El mandato de Jesús no es fundar una nueva religión en la tierra – nadie más que el Padre sabe perfectamente que el hombre no necesita otras religiones, otros poderes, jerarquías, instituciones – sino hacer que ninguno de los hijos de Dios se pierda y vaya perdido. El mandato de Jesús no es que el hombre no se pierda y no vaya perdido únicamente con respecto a la vida eterna sino, antes que todo y sobre todo, que no se pierda y no vaya perdido con respecto a la vida en esta tierra. El hombre que se pierde y va perdido en esta tierra es un hombre que crea sufrimiento, tristeza, injusticia, violencia, conflicto, vanidad, ambición, destrucción. El mandato del Mandado es que el hombre sea recuperado a la vida de la tierra aún antes que a la vida del cielo. No se puede recuperar al hombre a la hermosura y a la armonía del cielo eterno, sin recuperar el hombre a la hermosura y a la armonía del cielo de esta vida terrena. Es engañoso, limitante e incorrecto anunciar que Jesús ha sido enviado por el Padre a la tierra exclusivamente para que los hombres puedan alcanzar el paraíso, la vida eterna. Es esta incorrecta convicción que ha causado la neta, terrible, mortal separaciòn entre espiritualidad evangélica y vida social, entre espiritualidad y laicismo. El mandato de Jesùs es ante todo que nadie de los hijos de Dios pueda perder la hermosura, la gracia, el amor, la felicidad, la paz de la vida aún en esta tierra.
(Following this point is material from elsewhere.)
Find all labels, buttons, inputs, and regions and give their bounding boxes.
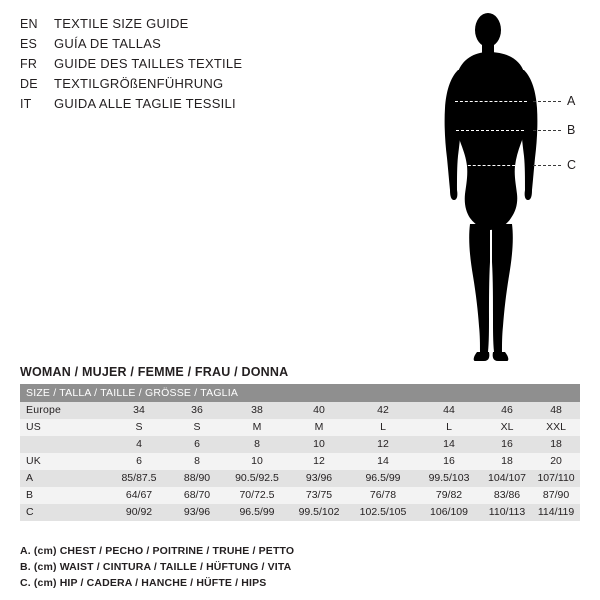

Serán la hermosura, la gracia, la felicidad, la paz, el amor vividos en la vida terrena que abrirán las puertas de la vida sin fin en los cielos de los cielos.
Jesús recibe el mandato del Padre de garantizar a la humanidad antes de todo su espléndida evolución en la tierra, para prepararla a la dimensión celestial, y jamás de los jamases para que el hombre pueda entrar a la dimensiòn celestial negando o ignorando la dimensión terrenal. El mandato de Jesús es el de liberarnos el corazón de la esclavitud, la mente de la ignorancia, el espíritu del miedo, para que ninguno de los hombres se pierda y vaya perdido. El evangelio es un sistema de procedimientos y de conocimientos que aseguran el éxito, la perfección, la salud, la felicidad total de la existencia humana en la tierra.
El mandato del Mandado es salvar a todos, no sólo para la vida del cielo sino antes que nada, para la vida en esta maravillosa tierra y, en nombre de este mandato, el Mandado no ha titubeado a dejarse torturar y matar. El Mandado tiene un solo deseo, el mismo deseo del Padre y del Santo Paráclito: que yo no pierda nada de lo que él me dio, sino que lo resucite en el último día. Pasarán los cielos y la tierra pero este deseo de Dios no pasará. Estamos todos fluctuando en el corazón de este espléndido deseo divino.